I canβt understand what went wrong. Can anyone help?
Edit: Reply to @DiJuMx
One way to fix this is to output to a temporary file from the card, and then use the shortened temporary file.
Not sure if Hadoop allows this? Hopefully someone who knows better can fix me about this.
Before trying to do this, try writing a simpler version that simply transfers data directly without processing.
I thought it was a good idea, just to verify that the data is passing correctly. For this, I used the following:
Both mapper.py and reducer.py files
import sys
for i in sys.stdin: print i,
What comes out should be exactly what came in.

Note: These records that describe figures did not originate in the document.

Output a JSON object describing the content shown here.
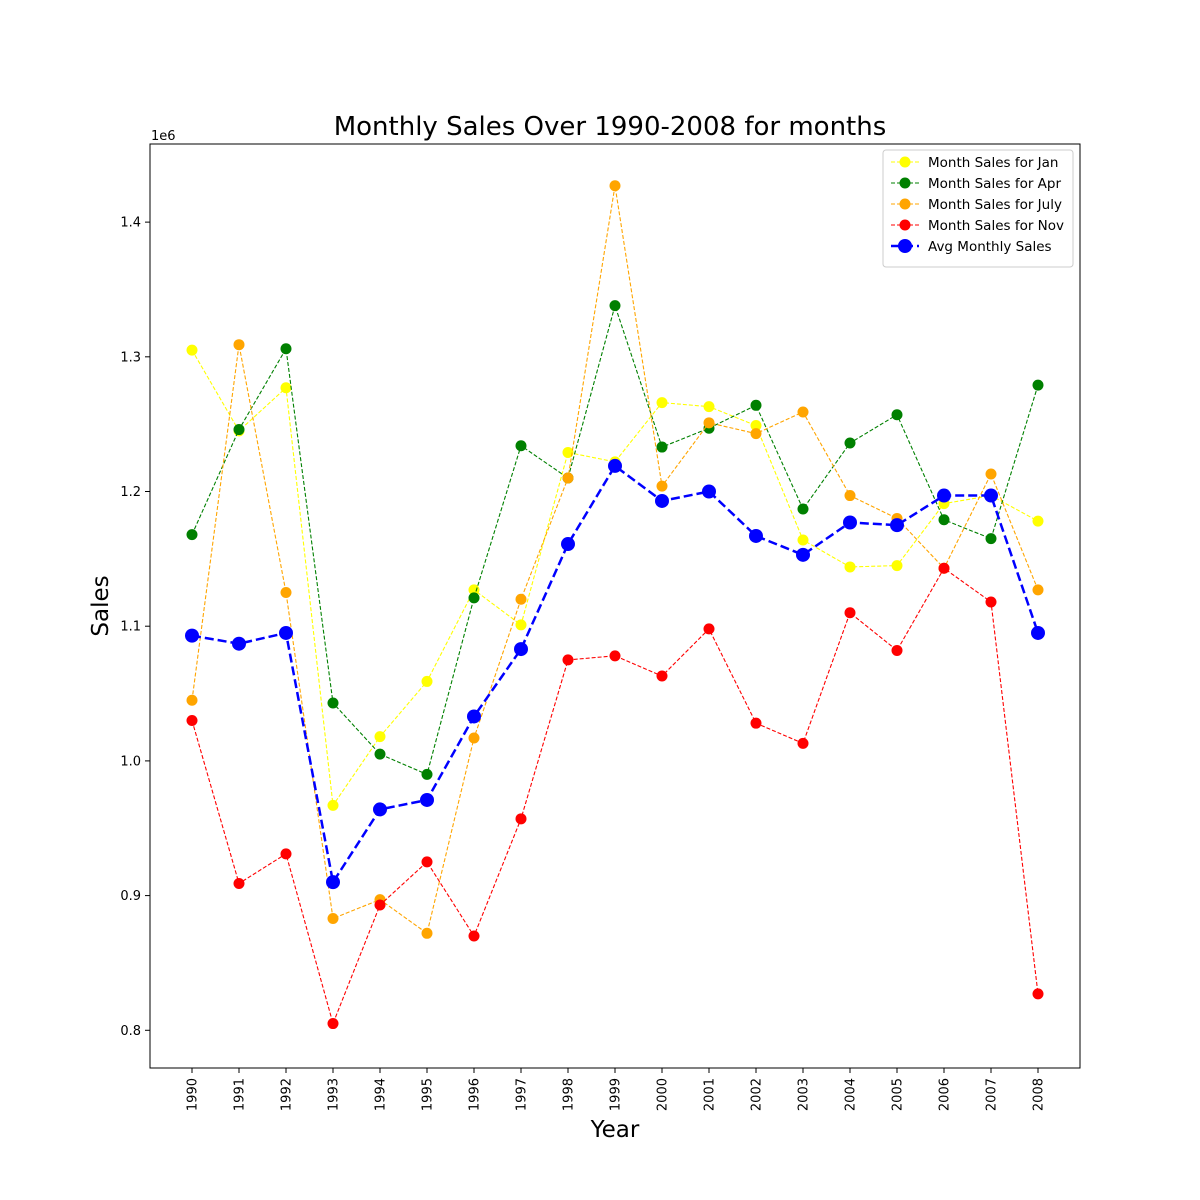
{
  "chart_data": {
    "type": "line",
    "title": "Monthly Sales Over 1990-2008 for months",
    "xlabel": "Year",
    "ylabel": "Sales",
    "y_offset_label": "1e6",
    "y_multiplier": 1000000,
    "ylim": [
      0.772,
      1.458
    ],
    "yticks": [
      0.8,
      0.9,
      1.0,
      1.1,
      1.2,
      1.3,
      1.4
    ],
    "ytick_labels": [
      "0.8",
      "0.9",
      "1.0",
      "1.1",
      "1.2",
      "1.3",
      "1.4"
    ],
    "categories": [
      "1990",
      "1991",
      "1992",
      "1993",
      "1994",
      "1995",
      "1996",
      "1997",
      "1998",
      "1999",
      "2000",
      "2001",
      "2002",
      "2003",
      "2004",
      "2005",
      "2006",
      "2007",
      "2008"
    ],
    "legend_position": "top-right",
    "grid": false,
    "series": [
      {
        "name": "Month Sales for Jan",
        "color": "#ffff00",
        "line_style": "dashed",
        "values": [
          1.305,
          1.245,
          1.277,
          0.967,
          1.018,
          1.059,
          1.127,
          1.101,
          1.229,
          1.222,
          1.266,
          1.263,
          1.249,
          1.164,
          1.144,
          1.145,
          1.191,
          1.197,
          1.178
        ]
      },
      {
        "name": "Month Sales for Apr",
        "color": "#008000",
        "line_style": "dashed",
        "values": [
          1.168,
          1.246,
          1.306,
          1.043,
          1.005,
          0.99,
          1.121,
          1.234,
          1.21,
          1.338,
          1.233,
          1.247,
          1.264,
          1.187,
          1.236,
          1.257,
          1.179,
          1.165,
          1.279
        ]
      },
      {
        "name": "Month Sales for July",
        "color": "#ffa500",
        "line_style": "dashed",
        "values": [
          1.045,
          1.309,
          1.125,
          0.883,
          0.897,
          0.872,
          1.017,
          1.12,
          1.21,
          1.427,
          1.204,
          1.251,
          1.243,
          1.259,
          1.197,
          1.18,
          1.143,
          1.213,
          1.127
        ]
      },
      {
        "name": "Month Sales for Nov",
        "color": "#ff0000",
        "line_style": "dashed",
        "values": [
          1.03,
          0.909,
          0.931,
          0.805,
          0.893,
          0.925,
          0.87,
          0.957,
          1.075,
          1.078,
          1.063,
          1.098,
          1.028,
          1.013,
          1.11,
          1.082,
          1.143,
          1.118,
          0.827
        ]
      },
      {
        "name": "Avg Monthly Sales",
        "color": "#0000ff",
        "line_style": "dashed",
        "emphasis": true,
        "values": [
          1.093,
          1.087,
          1.095,
          0.91,
          0.964,
          0.971,
          1.033,
          1.083,
          1.161,
          1.219,
          1.193,
          1.2,
          1.167,
          1.153,
          1.177,
          1.175,
          1.197,
          1.197,
          1.095
        ]
      }
    ]
  }
}
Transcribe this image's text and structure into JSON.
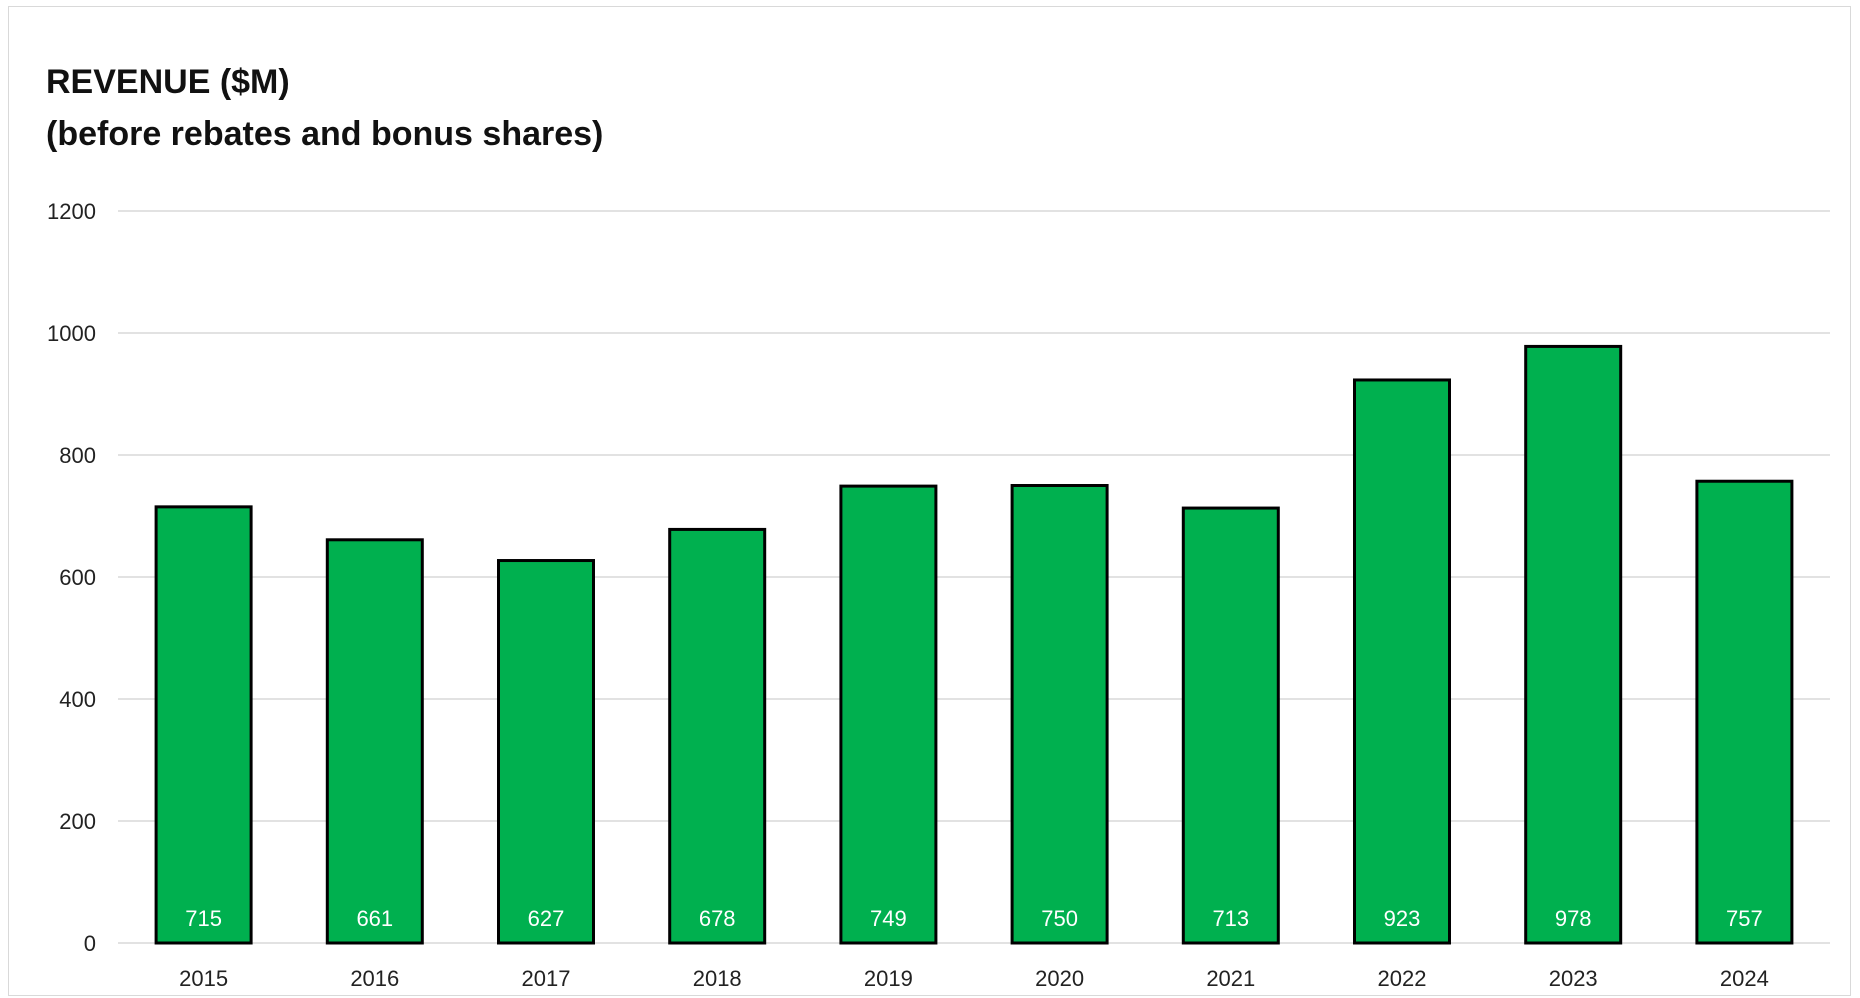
{
  "chart_data": {
    "type": "bar",
    "title": "REVENUE ($M)",
    "subtitle": "(before rebates and bonus shares)",
    "categories": [
      "2015",
      "2016",
      "2017",
      "2018",
      "2019",
      "2020",
      "2021",
      "2022",
      "2023",
      "2024"
    ],
    "values": [
      715,
      661,
      627,
      678,
      749,
      750,
      713,
      923,
      978,
      757
    ],
    "data_labels": [
      "715",
      "661",
      "627",
      "678",
      "749",
      "750",
      "713",
      "923",
      "978",
      "757"
    ],
    "y_ticks": [
      "0",
      "200",
      "400",
      "600",
      "800",
      "1000",
      "1200"
    ],
    "ylim": [
      0,
      1200
    ],
    "grid": true,
    "legend": "none",
    "bar_color": "#00b04f",
    "bar_outline": "#000000"
  }
}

Still displaying an empty file.
Alternatively, edit the existing code in abbreviation to display an error message in the output file if the input was empty
mapper.py
import sys for i in sys.stdin: print "mapped", print "mapper",
reducer.py
import sys for i in sys.stdin: print "reduced", print "reducer",
If the input is accepted, it should ultimately output reduced . In any case, it should at least output reducer . The actual output is an empty file.